According to a local Jash Ram Moktan, 50, the project has been working effectively. "This project has been established with a good objective because it is helping to uplift the living standards of the locals", Moktan said, "I knew about the need of forest but had not known about the agroforestry, which I knew from training provided by the project. I at least came to know that using chemical and pesticides in farms is injurious to health. I always used chemicals and poison to grow more crops, but never thought about it's harm on human health. After receiving the training I have started using composts in place of chemical fertilizer for which I have reared buffalos and goats," said Moktan. The project has also trained the locals to make bio-pesticide by using locally available herbs and other things like urine of the cows. Moktan also informed that he had already received a training on organic farming from India, but was unable to apply it in practice. "But this time I have succeeded to apply in practice," he said. He had gone to India for the training under a German project 'Community Welfare Development society' (CWDs).
Volunteers from different countries like US, Canada, Denmark, and Switzerland have been assisting in the work coordinated by Badri Rai, the chairman of a social welfare organisation 'Hands For Help Nepal'. Rai said "Foreigners come to Nepal, some of them show the interest in volunteer service and I am helping them searching and connecting with social need and place for their service".

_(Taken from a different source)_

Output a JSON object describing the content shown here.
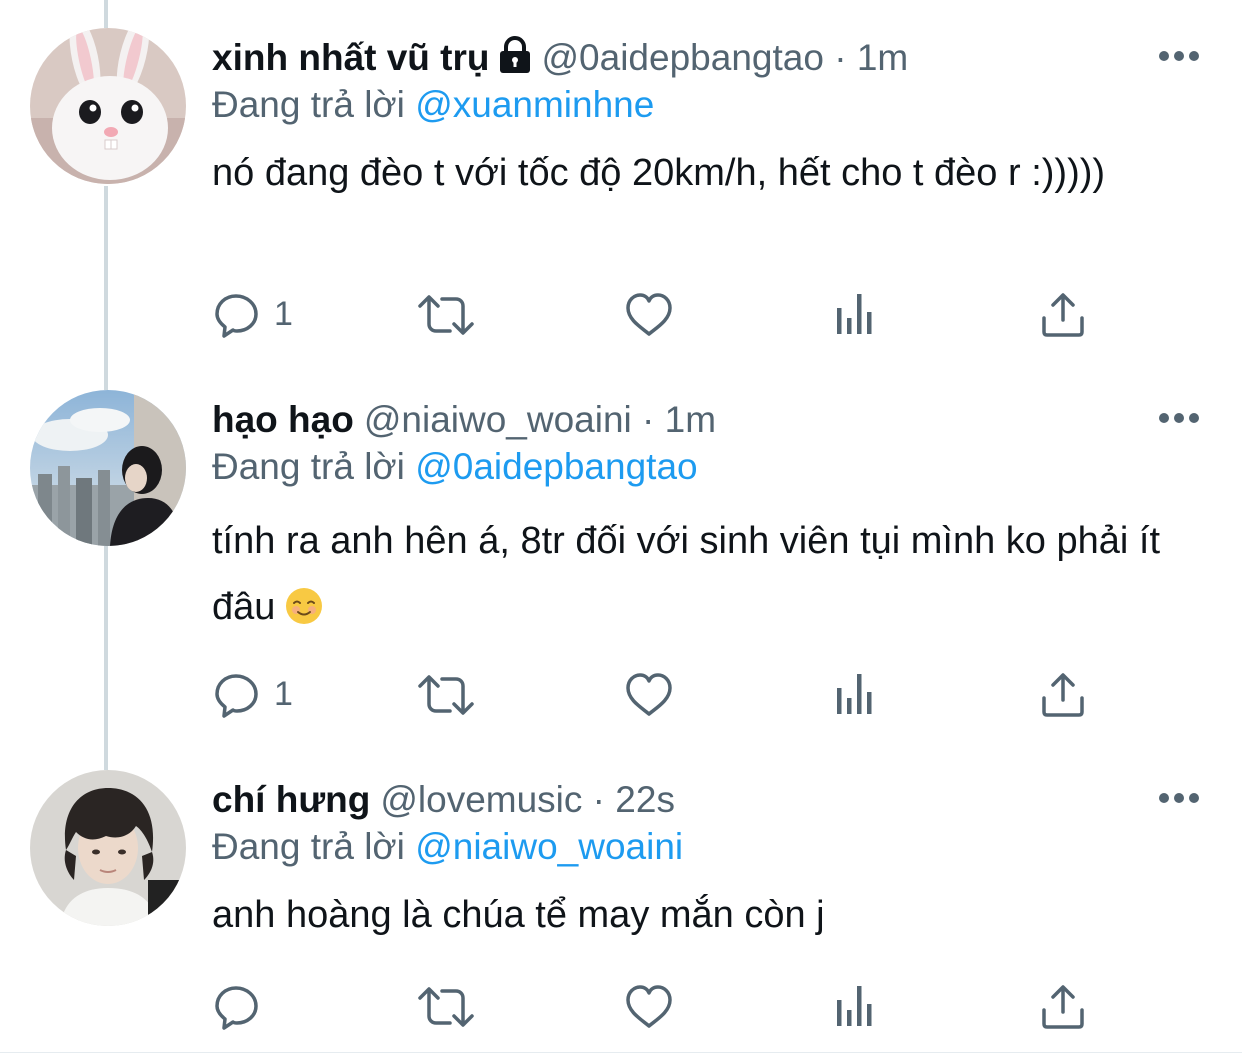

Taking the concept of community forest in mind the Nepal government had formed a project and built an office in Kaule. After completing the project, the government had handed over three office buildings and the forest to the community, but the community was unable to utilize them properly. Two years ago, while Kaule e.V. project came with a mission of launching agroforestry, the locals handed over them to the Kaule e.V. agroforestry project.

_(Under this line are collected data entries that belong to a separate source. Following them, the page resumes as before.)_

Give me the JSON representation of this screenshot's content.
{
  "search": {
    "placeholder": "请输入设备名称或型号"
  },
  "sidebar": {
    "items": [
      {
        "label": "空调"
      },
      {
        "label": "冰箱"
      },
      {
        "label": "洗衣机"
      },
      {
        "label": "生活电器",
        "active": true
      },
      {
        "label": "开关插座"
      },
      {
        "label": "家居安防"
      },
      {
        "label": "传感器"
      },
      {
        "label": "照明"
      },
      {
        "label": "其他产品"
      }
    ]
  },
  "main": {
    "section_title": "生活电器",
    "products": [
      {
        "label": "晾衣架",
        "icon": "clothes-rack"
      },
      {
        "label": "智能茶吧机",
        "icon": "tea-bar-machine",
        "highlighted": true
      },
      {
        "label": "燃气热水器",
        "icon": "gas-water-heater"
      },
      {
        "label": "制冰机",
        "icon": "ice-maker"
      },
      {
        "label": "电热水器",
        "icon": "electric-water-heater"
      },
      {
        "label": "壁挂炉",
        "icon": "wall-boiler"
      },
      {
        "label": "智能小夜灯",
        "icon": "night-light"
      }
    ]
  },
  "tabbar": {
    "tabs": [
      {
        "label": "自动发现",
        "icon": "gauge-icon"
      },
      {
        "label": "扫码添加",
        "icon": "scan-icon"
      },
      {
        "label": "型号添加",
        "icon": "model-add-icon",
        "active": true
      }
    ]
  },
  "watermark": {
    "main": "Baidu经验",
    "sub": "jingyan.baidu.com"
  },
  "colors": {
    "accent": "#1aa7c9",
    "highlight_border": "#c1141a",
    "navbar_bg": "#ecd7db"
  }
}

"Our goal is to involve many families in this mission through transferring knowledge from one to another. I am hopeful that our goal wills success," said project managing director Schick. "We are promoting locally available fertilizer and bio-pesticide for fertilization and treatment to fight with fungi in plants," she said and added, "Along with training and teaching, research work has also been in progress. I have found some highly motivated people in the community." she further said, "People of Kaule, Okharpauwa-3 have become more creative and laborious after they received training." Women farmers like Thulimaya Tamang and Sanu Maya Tamang from same place also appreciated the project's work. They said, "They are also distributing the tree plants informing us about the advantage of plants and techniques too".
Apart from this, the project is also teaching english to the local children and making them aware about health.
This article was published on 10.12.2009 in "The rising Nepal" in Kathmandu.